A More Productive, But Different, Ocean After Mitigation
A More Productive, But Different, Ocean After Mitigation
Abstract:
Warming of the ocean surface under greenhouse gas (GHG) accumulation has been projected to enhance ocean stratification, exacerbate nutrient limitation of phytoplankton, and decrease marine net primary production (NPP) over the next century. Studies of the reversibility of warming further suggest a lagged recovery of global mean sea surface temperatures after GHG mitigation, suggesting that oceanic NPP may also be slow to rebound. In this study, we employ a mitigation scenario in which projected Representative Concentration Pathway (RCP8.5) forcings are applied out to 2100, and then reversed over the course of the following century in a fully coupled carbon-climate earth system model, and find an unexpected rapid increase in global mean NPP, including an "overshoot" to values above contemporary means.
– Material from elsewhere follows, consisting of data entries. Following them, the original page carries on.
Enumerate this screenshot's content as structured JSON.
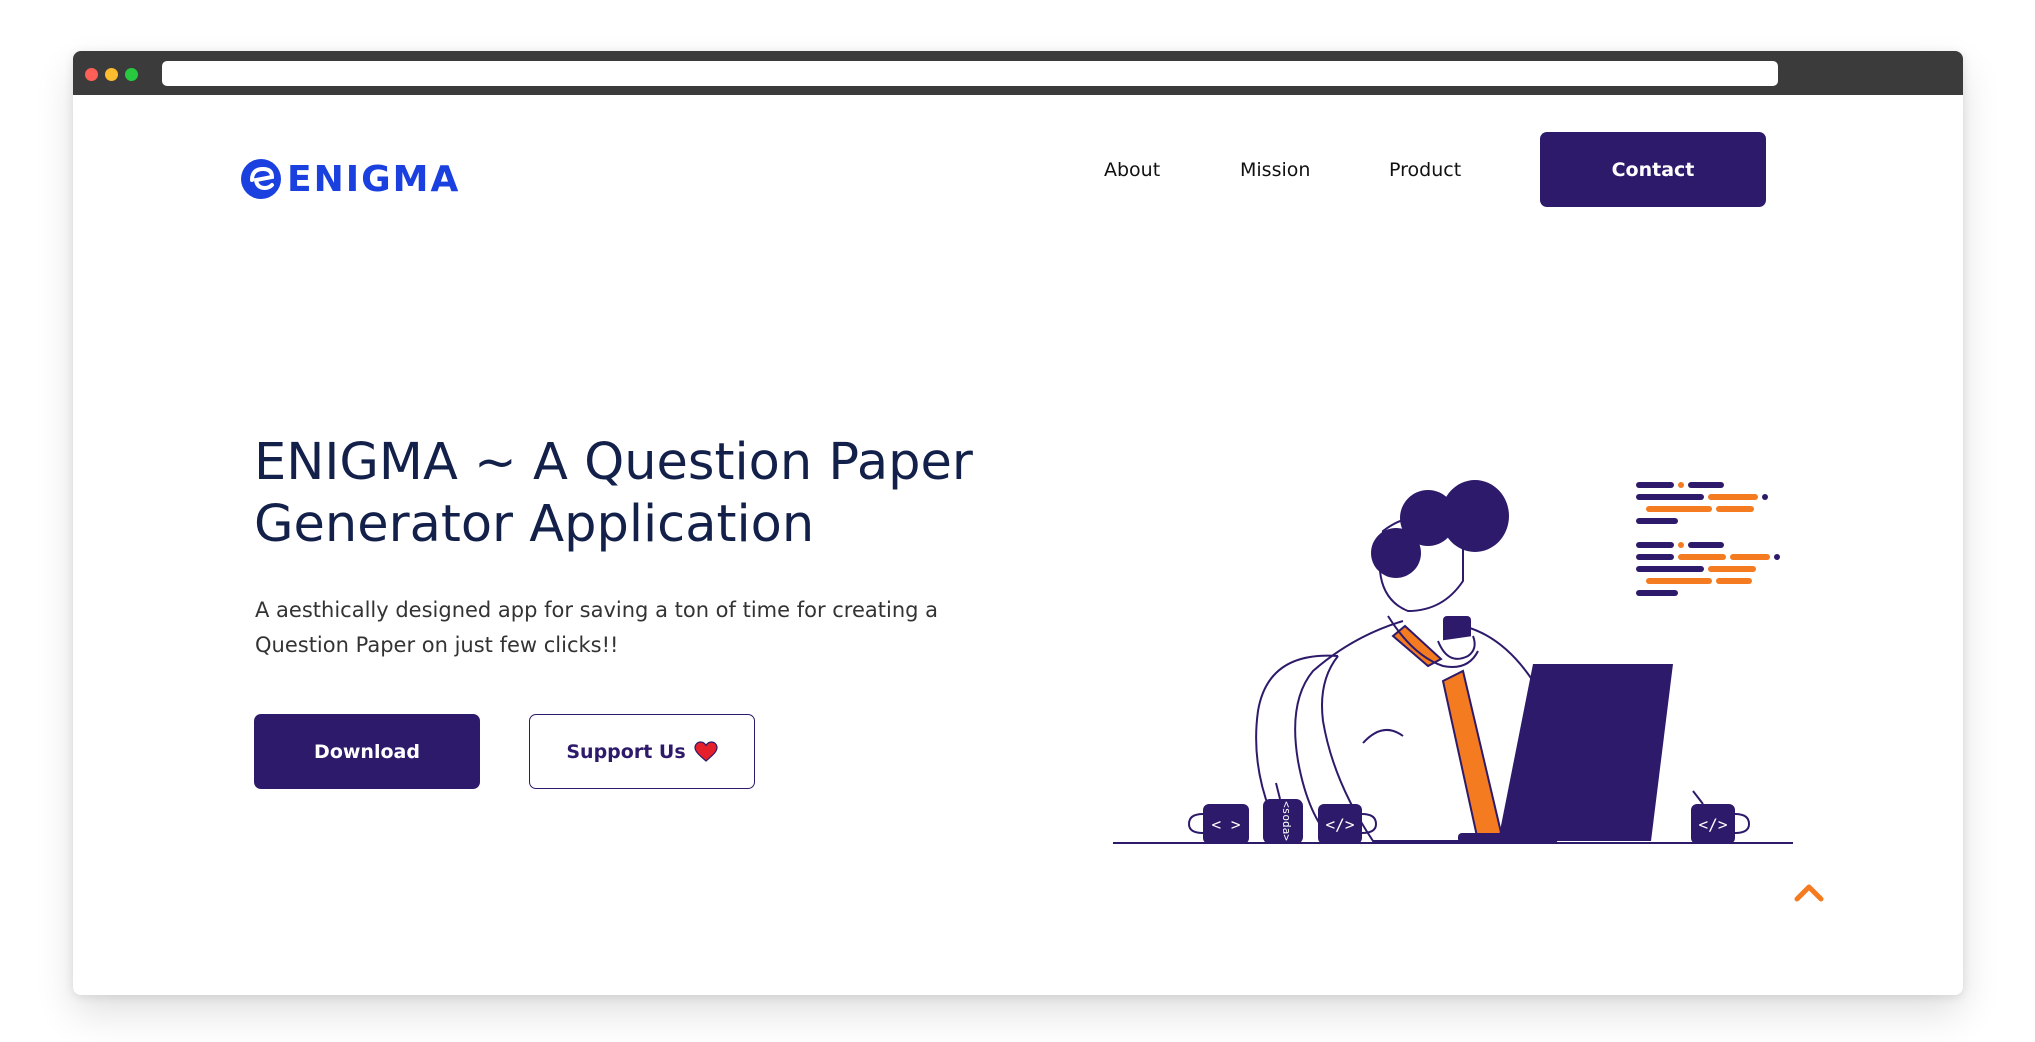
{
  "brand": {
    "name": "ENIGMA",
    "color": "#1a40e0"
  },
  "nav": {
    "items": [
      {
        "label": "About"
      },
      {
        "label": "Mission"
      },
      {
        "label": "Product"
      }
    ],
    "contact_label": "Contact"
  },
  "hero": {
    "title": "ENIGMA ~ A Question Paper Generator Application",
    "description": "A aesthically designed app for saving a ton of time for creating a Question Paper on just few clicks!!",
    "download_label": "Download",
    "support_label": "Support Us",
    "support_icon": "heart-icon"
  },
  "illustration": {
    "mug_labels": [
      "< >",
      "</>",
      "</>"
    ],
    "can_label": "<soda>"
  },
  "colors": {
    "primary": "#2e1a6b",
    "accent": "#f47b20",
    "title": "#13214a",
    "heart": "#e6202a"
  },
  "icons": {
    "scroll_top": "chevron-up-icon"
  }
}
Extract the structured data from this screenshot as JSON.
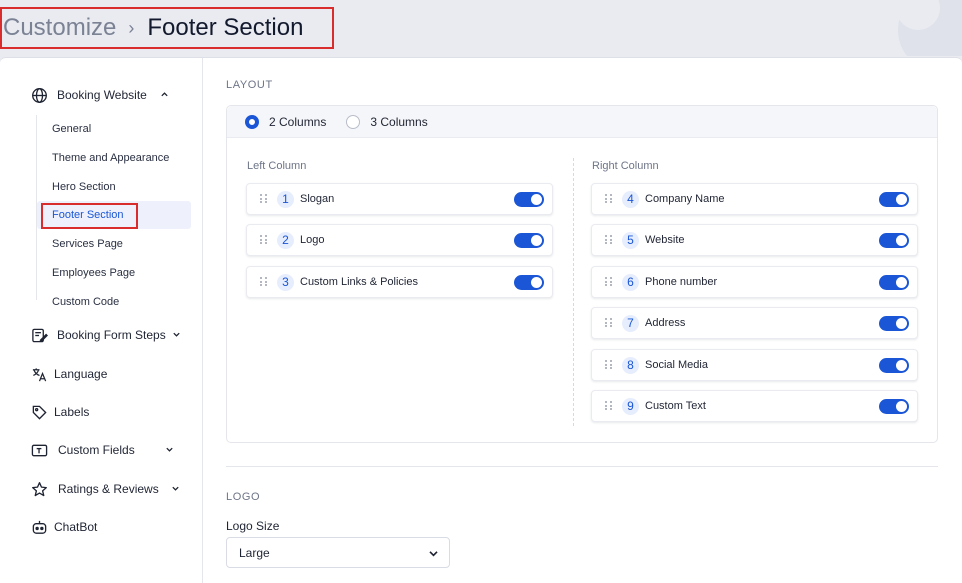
{
  "breadcrumb": {
    "parent": "Customize",
    "separator": "›",
    "current": "Footer Section"
  },
  "sidebar": {
    "booking_website": "Booking Website",
    "sub_items": [
      "General",
      "Theme and Appearance",
      "Hero Section",
      "Footer Section",
      "Services Page",
      "Employees Page",
      "Custom Code"
    ],
    "active_sub_item": "Footer Section",
    "booking_form_steps": "Booking Form Steps",
    "language": "Language",
    "labels": "Labels",
    "custom_fields": "Custom Fields",
    "ratings_reviews": "Ratings & Reviews",
    "chatbot": "ChatBot"
  },
  "layout": {
    "title": "LAYOUT",
    "options": [
      "2 Columns",
      "3 Columns"
    ],
    "selected": "2 Columns",
    "left_column": {
      "heading": "Left Column",
      "items": [
        {
          "num": "1",
          "label": "Slogan",
          "enabled": true
        },
        {
          "num": "2",
          "label": "Logo",
          "enabled": true
        },
        {
          "num": "3",
          "label": "Custom Links & Policies",
          "enabled": true
        }
      ]
    },
    "right_column": {
      "heading": "Right Column",
      "items": [
        {
          "num": "4",
          "label": "Company Name",
          "enabled": true
        },
        {
          "num": "5",
          "label": "Website",
          "enabled": true
        },
        {
          "num": "6",
          "label": "Phone number",
          "enabled": true
        },
        {
          "num": "7",
          "label": "Address",
          "enabled": true
        },
        {
          "num": "8",
          "label": "Social Media",
          "enabled": true
        },
        {
          "num": "9",
          "label": "Custom Text",
          "enabled": true
        }
      ]
    }
  },
  "logo": {
    "title": "LOGO",
    "size_label": "Logo Size",
    "size_value": "Large"
  },
  "colors": {
    "accent": "#1a56d6",
    "highlight": "#d92d2d"
  }
}
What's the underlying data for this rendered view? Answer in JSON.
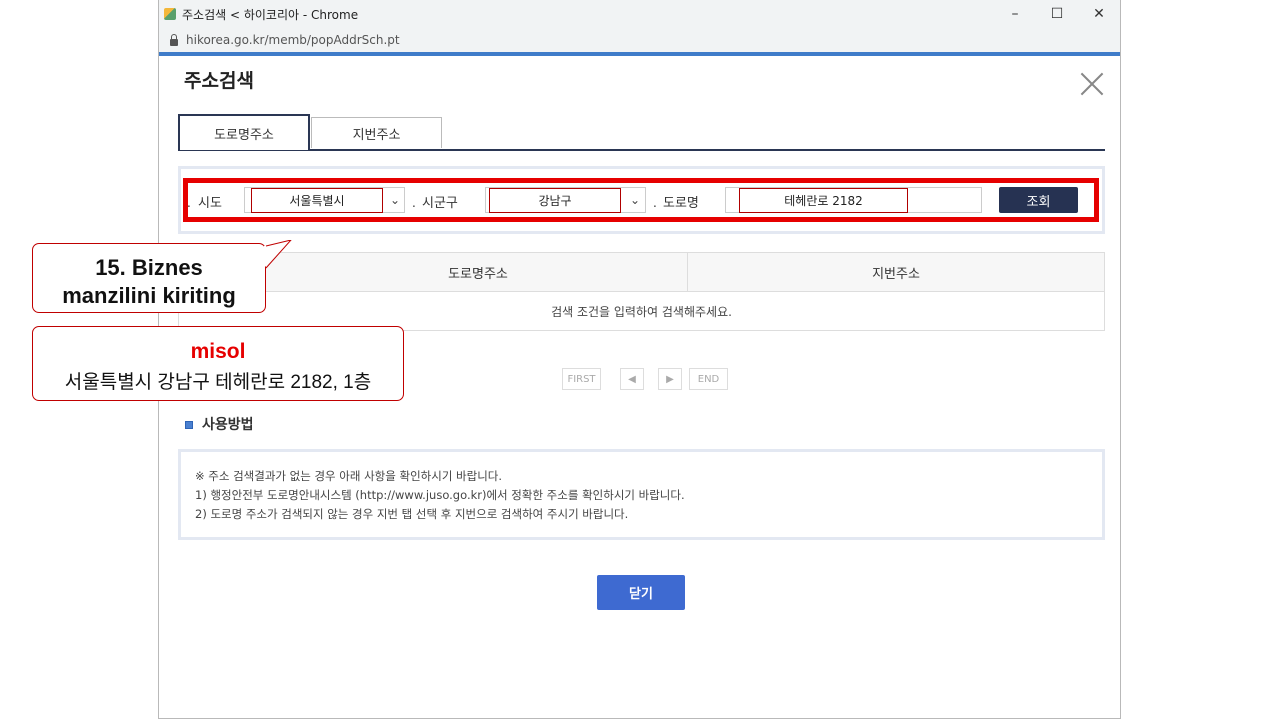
{
  "browser": {
    "window_title": "주소검색 < 하이코리아 - Chrome",
    "url": "hikorea.go.kr/memb/popAddrSch.pt",
    "controls": {
      "minimize": "–",
      "maximize": "☐",
      "close": "✕"
    }
  },
  "popup": {
    "title": "주소검색",
    "tabs": [
      {
        "label": "도로명주소",
        "active": true
      },
      {
        "label": "지번주소",
        "active": false
      }
    ],
    "search": {
      "sido_label": "시도",
      "sido_value": "서울특별시",
      "sigungu_label": "시군구",
      "sigungu_value": "강남구",
      "road_label": "도로명",
      "road_value": "테헤란로 2182",
      "dot": ".",
      "search_button": "조회"
    },
    "results": {
      "columns": [
        "도로명주소",
        "지번주소"
      ],
      "empty_message": "검색 조건을 입력하여 검색해주세요."
    },
    "pagination": {
      "first": "FIRST",
      "prev": "◀",
      "next": "▶",
      "end": "END"
    },
    "howto": {
      "title": "사용방법",
      "lines": [
        "※ 주소 검색결과가 없는 경우 아래 사항을 확인하시기 바랍니다.",
        "1) 행정안전부 도로명안내시스템 (http://www.juso.go.kr)에서 정확한 주소를 확인하시기 바랍니다.",
        "2) 도로명 주소가 검색되지 않는 경우 지번 탭 선택 후 지번으로 검색하여 주시기 바랍니다."
      ]
    },
    "close_button": "닫기"
  },
  "annotations": {
    "step_line1": "15. Biznes",
    "step_line2": "manzilini kiriting",
    "example_keyword": "misol",
    "example_text": "서울특별시 강남구 테헤란로 2182, 1층"
  },
  "colors": {
    "highlight_red": "#e60000",
    "navy": "#263252",
    "button_blue": "#3e6ad1",
    "header_blue": "#3f7cc9"
  }
}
The 5.5% NPP overshoot is driven by a similar overshoot (11.8m) in the maximum monthly mixed layer depth arising from a transient imbalance between the cooling surface ocean and waters at intermediate depths (~100-400m) that still carry strong legacy effects of warming in the 21st century. Residual warm subsurface waters at these depths weaken upper ocean density gradients, resulting in deeper mixing and enhanced surface nutrients despite the continued presence of significant legacy warming and freshening in surface waters. Enhanced surface nutrients combine with the positive effects of residual warming on phytoplankton growth and nutrient recycling to drive a global mean NPP overshoot. Regional variations in NPP reversibility exist however, and some regions experience prolonged suppression of NPP. We also find a marine ecosystem regime shift as stark depletion of silica at intermediate depths over the 21st century warming and mitigation period results in increased prevalence of large, non-diatom phytoplankton.